According to a recently released report by the United Nations High Commissioner for Refugees, three million Venezuelans have fled their country since 2015. Tana, a 39-year-old lawyer living in Bushwick, Brooklyn is one of them. Although life has been hard for Tana as she misses her family, she says it’s better than what she went through in the last two years in her hometown of Mérida in Venezuela.
“I can be a little happy here because I can send some money to my family in Venezuela so they can eat better,” she said, speaking on condition of anonymity because of her undocumented immigration status.
Tana had just lost her job as a cook in an Italian restaurant in Manhattan, where she was working 11-hour shifts. Now she had to find a new job. Two months ago, she left her city of 200,000 in the Venezuelan Andes, about five hours from the border with Colombia, for New York. She drove for five hours and had to bribe Venezuelan guards $10 at the crowded border crossing, then flew to the United States (due to hyperinflation and difficult access to dollars, a $10 bribe is a lot for Venezuelans).
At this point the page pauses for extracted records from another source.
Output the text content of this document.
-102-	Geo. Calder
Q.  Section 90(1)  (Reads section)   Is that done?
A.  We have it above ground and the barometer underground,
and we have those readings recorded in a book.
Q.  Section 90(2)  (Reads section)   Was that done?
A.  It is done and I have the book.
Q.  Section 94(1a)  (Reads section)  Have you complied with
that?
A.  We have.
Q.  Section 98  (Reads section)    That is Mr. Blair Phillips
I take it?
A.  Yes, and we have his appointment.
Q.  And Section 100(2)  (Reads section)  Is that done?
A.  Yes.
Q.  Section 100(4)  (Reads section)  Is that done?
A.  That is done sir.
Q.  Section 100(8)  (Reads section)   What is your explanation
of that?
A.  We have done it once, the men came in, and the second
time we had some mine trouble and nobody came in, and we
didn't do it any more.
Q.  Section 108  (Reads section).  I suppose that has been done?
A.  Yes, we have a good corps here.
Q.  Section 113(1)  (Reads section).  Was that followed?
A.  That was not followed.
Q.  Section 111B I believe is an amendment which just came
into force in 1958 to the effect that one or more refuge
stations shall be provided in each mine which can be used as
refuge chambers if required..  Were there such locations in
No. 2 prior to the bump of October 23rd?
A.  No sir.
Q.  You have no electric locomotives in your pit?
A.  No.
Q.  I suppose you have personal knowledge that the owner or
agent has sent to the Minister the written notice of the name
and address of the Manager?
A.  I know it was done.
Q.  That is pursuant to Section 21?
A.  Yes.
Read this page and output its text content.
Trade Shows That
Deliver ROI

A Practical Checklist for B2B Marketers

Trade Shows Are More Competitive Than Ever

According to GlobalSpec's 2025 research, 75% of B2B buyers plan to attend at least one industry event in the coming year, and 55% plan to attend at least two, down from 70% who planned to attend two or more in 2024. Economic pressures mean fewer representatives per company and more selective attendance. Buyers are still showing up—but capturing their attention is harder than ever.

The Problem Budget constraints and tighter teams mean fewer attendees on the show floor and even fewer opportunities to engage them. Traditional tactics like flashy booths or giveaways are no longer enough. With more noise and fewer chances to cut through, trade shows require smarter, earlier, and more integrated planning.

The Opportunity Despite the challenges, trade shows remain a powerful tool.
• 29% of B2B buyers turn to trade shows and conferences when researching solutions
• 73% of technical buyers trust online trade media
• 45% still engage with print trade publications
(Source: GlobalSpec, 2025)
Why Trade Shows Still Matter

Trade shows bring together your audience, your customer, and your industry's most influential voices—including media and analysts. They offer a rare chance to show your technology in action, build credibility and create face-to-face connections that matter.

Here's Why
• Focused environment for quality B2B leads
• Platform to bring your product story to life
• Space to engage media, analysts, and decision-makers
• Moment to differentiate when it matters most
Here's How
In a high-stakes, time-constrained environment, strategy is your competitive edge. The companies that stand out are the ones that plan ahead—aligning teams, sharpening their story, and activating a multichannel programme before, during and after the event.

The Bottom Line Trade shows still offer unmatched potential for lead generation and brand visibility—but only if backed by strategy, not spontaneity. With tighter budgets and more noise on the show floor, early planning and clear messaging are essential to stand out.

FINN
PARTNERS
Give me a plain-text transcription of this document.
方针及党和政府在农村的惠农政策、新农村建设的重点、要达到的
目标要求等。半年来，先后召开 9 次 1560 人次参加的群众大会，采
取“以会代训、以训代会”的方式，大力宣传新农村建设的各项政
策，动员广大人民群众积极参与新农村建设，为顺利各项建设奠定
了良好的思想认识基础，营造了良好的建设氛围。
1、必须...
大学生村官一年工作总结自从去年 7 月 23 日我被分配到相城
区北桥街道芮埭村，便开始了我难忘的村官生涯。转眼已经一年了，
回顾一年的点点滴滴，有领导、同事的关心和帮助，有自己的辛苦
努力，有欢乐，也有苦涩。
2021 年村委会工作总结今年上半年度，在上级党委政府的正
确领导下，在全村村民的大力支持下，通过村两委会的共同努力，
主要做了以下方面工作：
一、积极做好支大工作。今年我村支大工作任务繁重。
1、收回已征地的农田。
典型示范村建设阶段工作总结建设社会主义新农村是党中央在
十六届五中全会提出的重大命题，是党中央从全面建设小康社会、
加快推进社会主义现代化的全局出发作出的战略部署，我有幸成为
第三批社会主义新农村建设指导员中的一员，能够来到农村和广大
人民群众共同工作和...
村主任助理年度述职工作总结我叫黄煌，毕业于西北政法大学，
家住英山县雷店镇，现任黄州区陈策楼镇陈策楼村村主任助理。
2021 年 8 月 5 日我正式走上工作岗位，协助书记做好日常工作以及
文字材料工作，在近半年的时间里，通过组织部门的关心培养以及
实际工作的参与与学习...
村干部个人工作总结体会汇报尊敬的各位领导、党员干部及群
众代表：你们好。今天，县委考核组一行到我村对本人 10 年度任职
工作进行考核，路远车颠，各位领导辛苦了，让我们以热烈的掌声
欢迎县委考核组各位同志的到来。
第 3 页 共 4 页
She brought her 18-year-old daughter Getsa with her, and left her mother living with her sister.
Humanitarian Crisis
While most Venezuelan refugees are going to Latin American countries like Colombia, Peru, Ecuador, Chile, Panama, and Brazil, their numbers are also increasing in the U.S. During the 2017 fiscal year, Venezuela ranked first in asylum applicants, surpassing China, which has a much larger population and had been the leading number for the last 10 years.
“It’s a very important moment for any Venezuelan because we are suffering from the worst humanitarian crisis in the region, the worst migration crisis in the region,” David Smolansky, a former mayor in Venezuela, told Latino USA. Smolansky leads a working group on the issue at the Organization of American States (OAS) in Washington. He regularly visits the border between Colombia and Brazil, and has contact with humanitarian groups to coordinate responses.
Smolansky said that Venezuela has been going through a crisis of food and medicine scarcity, hyperinflation and increased violence. The government of President Nicolás Maduro cracked down on protesters last year and increased political arrests. Tana was part of that group of protesters.
With about 70 neighbors, Tana blocked her street to stop traffic. “Then the Tupamaro came on motorcycles and attacked us with guns, with bullets,” she said, referring to a paramilitary group allegedly serving the government. She said a bullet almost hit her head while she was trying to hide behind a house with her daughter, a communications student who left her university because of the economic crisis. Now Tana’s daughter works as a cashier at the same Italian restaurant where her mother worked.
In September, a bipartisan group of senators proposed a humanitarian package. The $58 million Venezuelan Humanitarian Relief, Reconstruction and Rule of Law Act of 2018 would also put economic pressure on Venezuela’s allies.
Maduro says that the humanitarian crisis is being fabricated by the media.
“Venezuela has been permanently attacked by the media to justify an international intervention, a military intervention to control our country,” Maduro said during a speech at the United Nations, arguing that the U.S. wants to appropriate Venezuela’s oil reserves. The Venezuelan consulate did not respond to emails and telephone calls for comment.
The Venezuelan administration also started a campaign this summer to invite refugees to return home. By September, the government said that over 1,600 migrants had returned to Venezuela through the plan titled “Plan Vuelta a la Patria” (Return to the Motherland).
A Rapidly Growing Community
While Venezuelans are leaving the country in search of a better life, they’re building communities in cities like New York.
“The younger people are leaving Venezuela,” said Milady Chacón, 28, a community organizer living in Astoria, Queens. “The elderly are staying in and surviving on money, food, and medicine sent from family members working abroad.” Chacón volunteers at the Venezuelan Culture House.
Tana and her daughter recently visited the Culture House. There, they met many Venezuelans at a winter clothing donation event organized by those who had arrived a few years earlier. While Tana says she feels embarrassed having to accept donations, it’s heartwarming to see fellow countrymen. Meanwhile, part of her family is still back home.
Luz, 31, is Tana’s sister, and she’s self-employed as a manicurist and a cleaner. She’s still residing in Venezuela. Luz could not feed her family as well as she does without the money Tana sends every 15 days. “The money my sister sends is enough to buy food and personal stuff like medicine,” she said.
“Depending on how much I can get in a day, I can buy chicken, or cheese the other day,” Luz added. “If the cheese now costs 600 soberanos, in three days it costs 800.”
Nail polish costs 450 bolivares soberanos a bottle, and she charges only 550 for a pedicure. When prices go up, Luz has to increase her price, which means losing clients. Minimum wage is 1,800 bolivares soberanos a month—about $26, according to the official exchange rate.
In New York, Tana is still adapting to her new life and living with a “rainbow of emotions,” as she said.
“You study, you fight,” Tana said. “I fought with my daughter to have a good life. Here, life is not bad, but I miss my people.”